Climate: Vatican Stresses Need to Protect Forests

The Permanent Observer Mission of the Holy See to the United Nations has recently given an intervention during Thirteenth Session of the United Nations Forum on Forests, dedicated to the Implementation of the UN Strategic Plan for Forests.


In its statement, by Msgr. Simon Kassas Chargé d’Affaires of the Permanent Observer Mission of the Holy See to the United Nations, the Holy See voiced its support for the efforts of the Forum to bring about an integral improvement in the quality of human life and called for the promotion of better management of the world’s forest resources, since they are being destroyed and altered at an alarming rate, which is depleting their biodiversity. Forests make an essential contribution in regulating the climate and their exploitation comes at a high cost to people, animals, and the environment. The Holy See also said that initiatives which aim to conserve forests must also take into account the native communities who have been living there for centuries.

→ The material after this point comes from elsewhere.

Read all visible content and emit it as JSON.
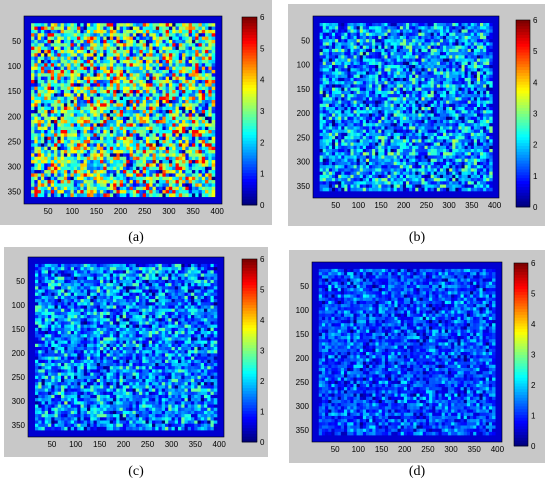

Forests deserve our attention, study, and protection. As well as making an essential contribution to the regulation of the climate, they contain an irreplaceable treasure which is comprised of so many species. Some forest plants and micro-organisms, moreover, are capable of synthesizing unlimited numbers of complex substances of great medicinal potential. Other plants possess value as sources of food or as a means of genetically improving strains of edible plants.

Unfortunately, the rate at which the forests are being destroyed or altered is depleting their biodiversity so quickly that many species may never be cataloged or studied. If an obsession with profit is partly responsible for deforestation and the loss of biodiversity, it is also true that the desperate fight against poverty likewise threatens to deplete these resources. Thus, while certain forms of industrial development have induced some countries to deplete dramatically the size of their forests, foreign debt has forced other countries to administer unwisely their forest resources in the hope of reducing that debt. Similarly, the attempt to clear lands for farming or pasture is sometimes an unfortunate proof of how good and even necessary ends can be pursued with means that have unintended, harmful effects. The solution to an urgent problem can create another, equally serious one.

For that reason, it is not helpful to reflect on the thematic and operational priorities of the Strategic Plan for Forests from the comfortable perspective of highly developed societies that feature a quality of life well beyond the present reach of the majority of the world’s population. “A true ecological approach,” as Pope Francis has reminded us, “always becomes a social approach; it must integrate questions of justice in debates on the environment, so as to hear both the cry of the earth and the cry of the poor.”